Wouldn't Prabhupada himself be capable of this IF this were how he desired to present himself? Prabhupada spoke from different angles of vision, from different levels of understanding, in various places, and it is not our duty to force Prabhupada's words and ideas into a flatly consistent presentation! The richness of Prabhupada's writings is precisely BECAUSE he did present things in a multivalent fashion. Again, it is our task NOT to change Prabhupada's words, but to produce separate commentarial pieces that delve more deeply into these complex ideas that Prabhupada gave to us, to enter into the mystery of our Krishna Bhakti tradition.
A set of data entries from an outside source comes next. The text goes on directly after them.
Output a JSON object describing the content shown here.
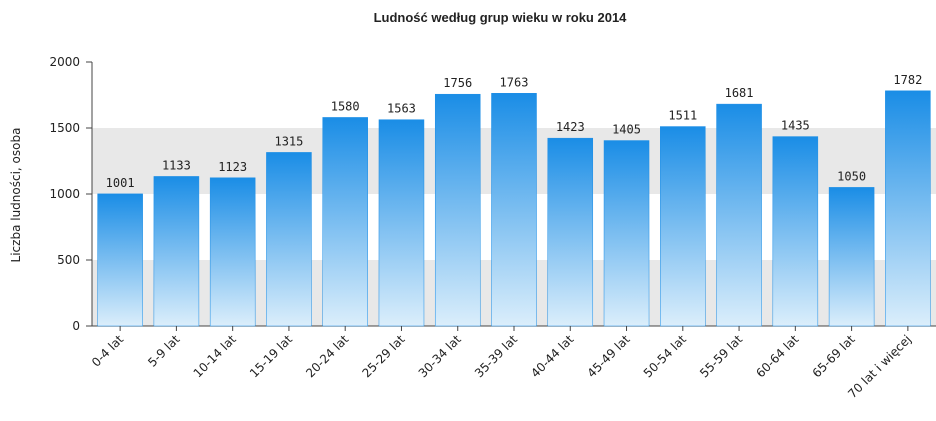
{
  "chart_data": {
    "type": "bar",
    "title": "Ludność według grup wieku w roku 2014",
    "y_label": "Liczba ludności, osoba",
    "categories": [
      "0-4 lat",
      "5-9 lat",
      "10-14 lat",
      "15-19 lat",
      "20-24 lat",
      "25-29 lat",
      "30-34 lat",
      "35-39 lat",
      "40-44 lat",
      "45-49 lat",
      "50-54 lat",
      "55-59 lat",
      "60-64 lat",
      "65-69 lat",
      "70 lat i więcej"
    ],
    "values": [
      1001,
      1133,
      1123,
      1315,
      1580,
      1563,
      1756,
      1763,
      1423,
      1405,
      1511,
      1681,
      1435,
      1050,
      1782
    ],
    "color": "#1a8de6",
    "ylim": [
      0,
      2000
    ],
    "yticks": [
      0,
      500,
      1000,
      1500,
      2000
    ],
    "grid": true
  }
}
(5) And finally, Dravida's words, "the editors make changes to clarify." First of all, "editor" in the plural? This gives the impression that more than Dravida was involved in his editing decision to change this and other content. And this is precisely what actually is needed: editing, especially when it comes to critical issues of philosophical content, should never be a singular editor's decision. As a general rule, there should be no content editing, even if what Prabhupada writes in his published words may not "make sense" to our limited intellectual and spiritual faculties. Rather, because we advance in Krishna Bhakti, what Prabhupada writes will eventually make sense to us! We can speed up this process of what makes sense to us by working together as a team! I'm sorry to keep repeating myself here, but I cannot emphasize this enough.
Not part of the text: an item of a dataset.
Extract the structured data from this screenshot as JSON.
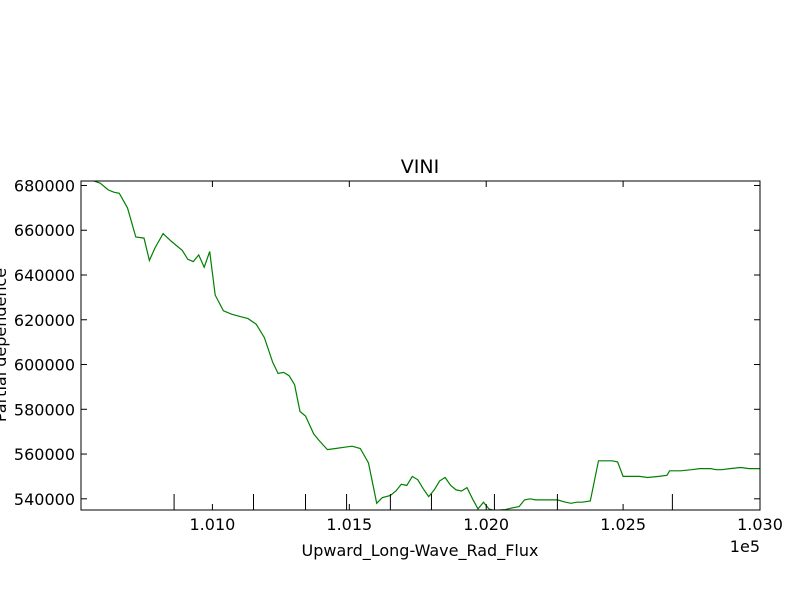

Secondly, Dravida boldly states that it has been and still is his task to "make changes to clarify." What should he change to clarify for whom? Are we here to dummy down Prabhupada's words for us while in our present state of mind and heart? Prabhupada has not indicated to his editors when physically present that we should be changing his words. And certainly, after his departure, just out of respect for Prabhupada not only as an author, but as a world-teacher and as a spiritual master of Krishna Bhakti who has brought its teachings out of India and around the world, one does not change what such an exalted author writes. Prabhupada's words are, indeed, precious currency! And if we can trust Ramesvara's quote of Prabhupada, "Yes, my books will be the law books for humanity for the next ten thousand years. That is how I think as I write each word," then we should not change a word unless, in rare instances--and in consultation with a team of peer editors consisting of educated, trained, and experienced dedicated devotees--ONLY when it is deemed to be absolutely necessary.
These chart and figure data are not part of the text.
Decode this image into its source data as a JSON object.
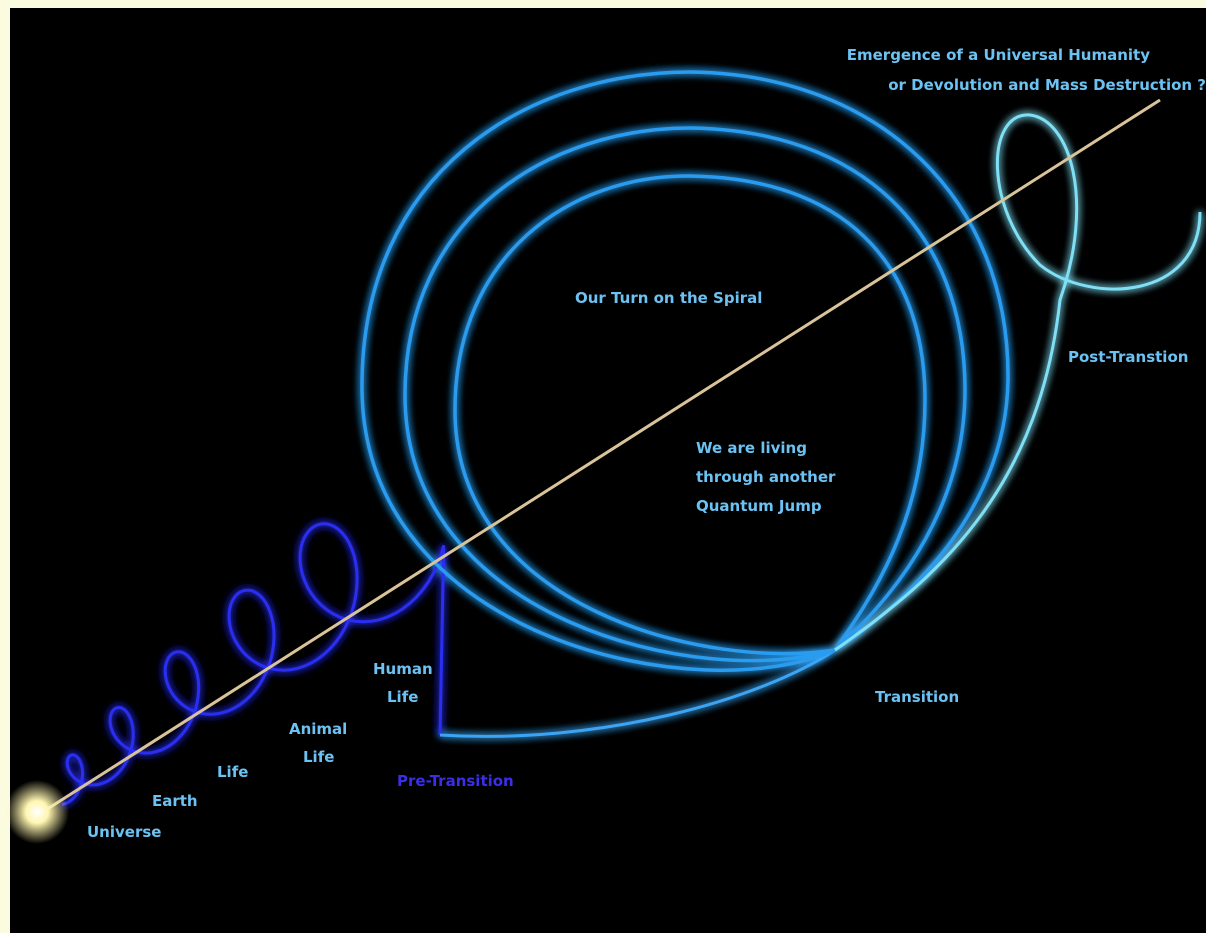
{
  "heading": {
    "line1": "Emergence of a Universal Humanity",
    "line2": "or Devolution and Mass Destruction ?"
  },
  "labels": {
    "our_turn": "Our Turn on the Spiral",
    "living": [
      "We are living",
      "through another",
      "Quantum Jump"
    ],
    "post": "Post-Transtion",
    "transition": "Transition",
    "pre": "Pre-Transition",
    "human": [
      "Human",
      "Life"
    ],
    "animal": [
      "Animal",
      "Life"
    ],
    "life": "Life",
    "earth": "Earth",
    "universe": "Universe"
  }
}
We must not use statements made by Prabhupada to alter or change what Prabhupada has already written and published as if we, as disciples, even if we think we know better what Prabhupada really intended to write and thus change what he himself committed to the published written word. Even if Prabhupada himself critiques his own work or says something in a lecture or any other context that appears or sounds contradictory, it does not give any disciple a license to "correct" Prabhupada's published written word. And even if Prabhupada appears to be correcting something found in his published work during a lecture or disucssion, and may even offer an alternative reading of his published word, it must not be changed unless he states explicitly, "Please change this passage in my book to what I've just said."

Bhutatmaji, PhD, recently wrote to me in an ongoing discussion the following illuminating words: " It is simply not worth violating the principle of deference, because it opens the door to subjective reconstruction. This is why Dravida sees it so differently...he thinks rewriting is just fine as long as it can be shown to "improve". But the cost is too high spiritually and ethically. Just defer to the Acharya on all but what he asked for specifically...spelling, typos, etc."

When we finally understand the gravity and importance of editorial work, there will never be any question of interpolating or tampering with Prabhupada's published work, even in the name of Prabhupada, or even with the excuse of getting "closer to Prabhupada." We truly become closer to Prabhupada when we can honor "Prabhupada as he is" in his vāni the same way we used to honor his vāpu.